I have a big file (19GB or so) that I want to load in memory to perform an aggregation over some columns.
the file looks like this:
id, col1, col2,
Dask.dataframe can almost do this without modification
$ cat so.csv
id,col1,col2,col3
1,13,15,14
1,13,15,14
1,12,15,13
2,18,15,13
2,18,15,13
2,18,15,13
2,18,15,13
2,18,15,13
2,18,15,13
3,14,15,13
3,14,15,13
3,14,185,213
$ pip install dask[dataframe]
$ ipython
In [1]: import dask.dataframe as dd
In [2]: df = dd.read_csv('so.csv', sep=',')
In [3]: df.head()
Out[3]:
id col1 col2 col3
0 1 13 15 14
1 1 13 15 14
2 1 12 15 13
3 2 18 15 13
4 2 18 15 13
In [4]: df.groupby(['id', 'col1']).sum().compute()
Out[4]:
col2 col3
id col1
1 12 15 13
13 30 28
2 18 90 78
3 14 215 239
No one has written as_index=False
for groupby though.
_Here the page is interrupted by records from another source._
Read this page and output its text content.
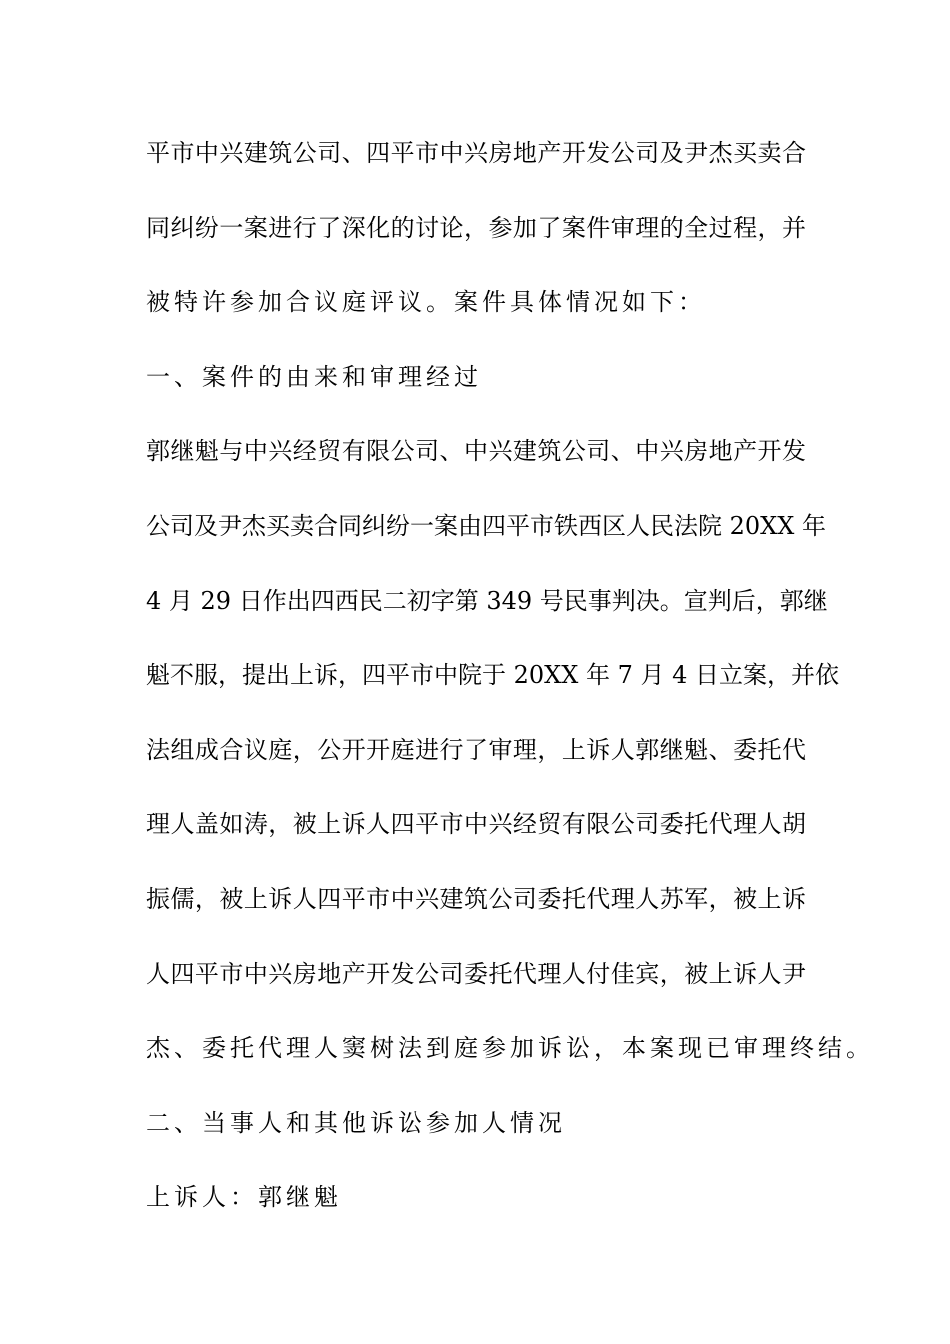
平市中兴建筑公司、四平市中兴房地产开发公司及尹杰买卖合
同纠纷一案进行了深化的讨论，参加了案件审理的全过程，并
被特许参加合议庭评议。案件具体情况如下：
一、案件的由来和审理经过
郭继魁与中兴经贸有限公司、中兴建筑公司、中兴房地产开发
公司及尹杰买卖合同纠纷一案由四平市铁西区人民法院 20XX 年
4 月 29 日作出四西民二初字第 349 号民事判决。宣判后，郭继
魁不服，提出上诉，四平市中院于 20XX 年 7 月 4 日立案，并依
法组成合议庭，公开开庭进行了审理，上诉人郭继魁、委托代
理人盖如涛，被上诉人四平市中兴经贸有限公司委托代理人胡
振儒，被上诉人四平市中兴建筑公司委托代理人苏军，被上诉
人四平市中兴房地产开发公司委托代理人付佳宾，被上诉人尹
杰、委托代理人窦树法到庭参加诉讼，本案现已审理终结。
二、当事人和其他诉讼参加人情况
上诉人：郭继魁
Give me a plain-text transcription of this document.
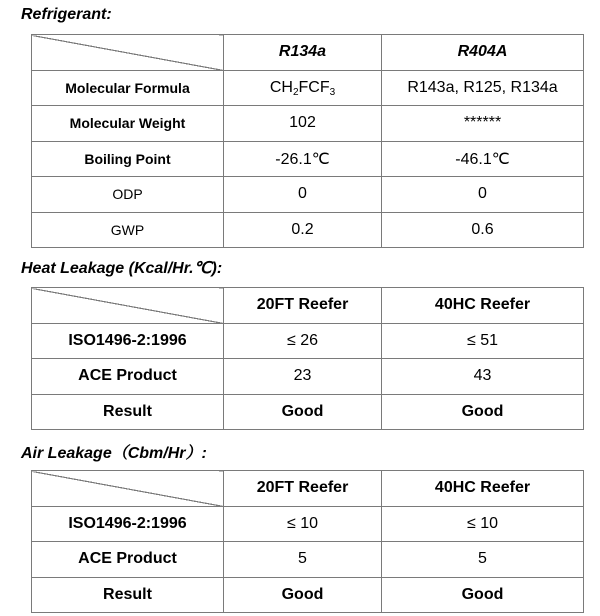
Refrigerant:
	R134a	R404A
Molecular Formula	$CH_2FCF_3$	R143a, R125, R134a
Molecular Weight	102	******
Boiling Point	-26.1℃	-46.1℃
ODP	0	0
GWP	0.2	0.6
Heat Leakage (Kcal/Hr.℃):
	20FT Reefer	40HC Reefer
ISO1496-2:1996	≤ 26	≤ 51
ACE Product	23	43
Result	Good	Good
Air Leakage（Cbm/Hr）:
	20FT Reefer	40HC Reefer
ISO1496-2:1996	≤ 10	≤ 10
ACE Product	5	5
Result	Good	Good
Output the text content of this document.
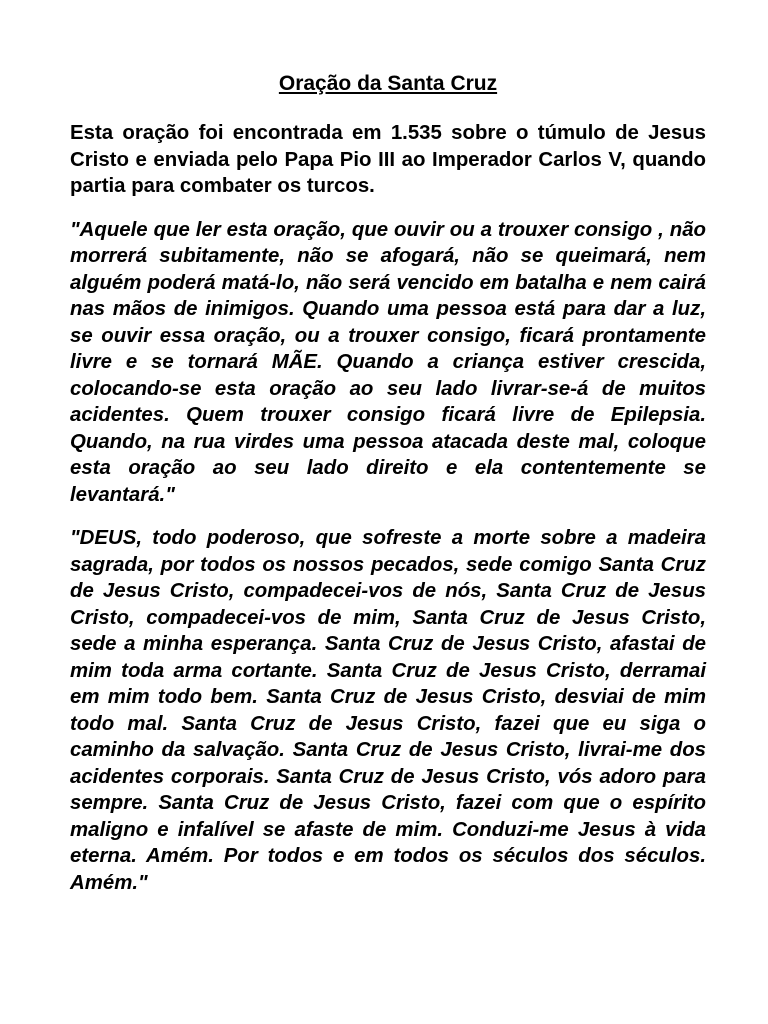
Oração da Santa Cruz

Esta oração foi encontrada em 1.535 sobre o túmulo de Jesus Cristo e enviada pelo Papa Pio III ao Imperador Carlos V, quando partia para combater os turcos.

"Aquele que ler esta oração, que ouvir ou a trouxer consigo , não morrerá subitamente, não se afogará, não se queimará, nem alguém poderá matá-lo, não será vencido em batalha e nem cairá nas mãos de inimigos. Quando uma pessoa está para dar a luz, se ouvir essa oração, ou a trouxer consigo, ficará prontamente livre e se tornará MÃE. Quando a criança estiver crescida, colocando-se esta oração ao seu lado livrar-se-á de muitos acidentes. Quem trouxer consigo ficará livre de Epilepsia. Quando, na rua virdes uma pessoa atacada deste mal, coloque esta oração ao seu lado direito e ela contentemente se levantará."

"DEUS, todo poderoso, que sofreste a morte sobre a madeira sagrada, por todos os nossos pecados, sede comigo Santa Cruz de Jesus Cristo, compadecei-vos de nós, Santa Cruz de Jesus Cristo, compadecei-vos de mim, Santa Cruz de Jesus Cristo, sede a minha esperança. Santa Cruz de Jesus Cristo, afastai de mim toda arma cortante. Santa Cruz de Jesus Cristo, derramai em mim todo bem. Santa Cruz de Jesus Cristo, desviai de mim todo mal. Santa Cruz de Jesus Cristo, fazei que eu siga o caminho da salvação. Santa Cruz de Jesus Cristo, livrai-me dos acidentes corporais. Santa Cruz de Jesus Cristo, vós adoro para sempre. Santa Cruz de Jesus Cristo, fazei com que o espírito maligno e infalível se afaste de mim. Conduzi-me Jesus à vida eterna. Amém. Por todos e em todos os séculos dos séculos. Amém."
We can work around this with assign
.
In [5]: df.assign(id_2=df.id, col1_2=df.col1).groupby(['id_2', 'col1_2']).sum().compute()
Out[5]:
id col1 col2 col3
id_2 col1_2
1 12 1 12 15 13
13 2 26 30 28
2 18 12 108 90 78
3 14 9 42 215 239
We'll pull out chunks and do groupbys just like in your first example. Once we're done grouping and summing each of the chunks we'll gather all of the intermediate results together and do another slightly different groupby.sum
. This makes the assumption that the intermediate results will fit in memory.
As a pleasant side effect, this will also operate in parallel.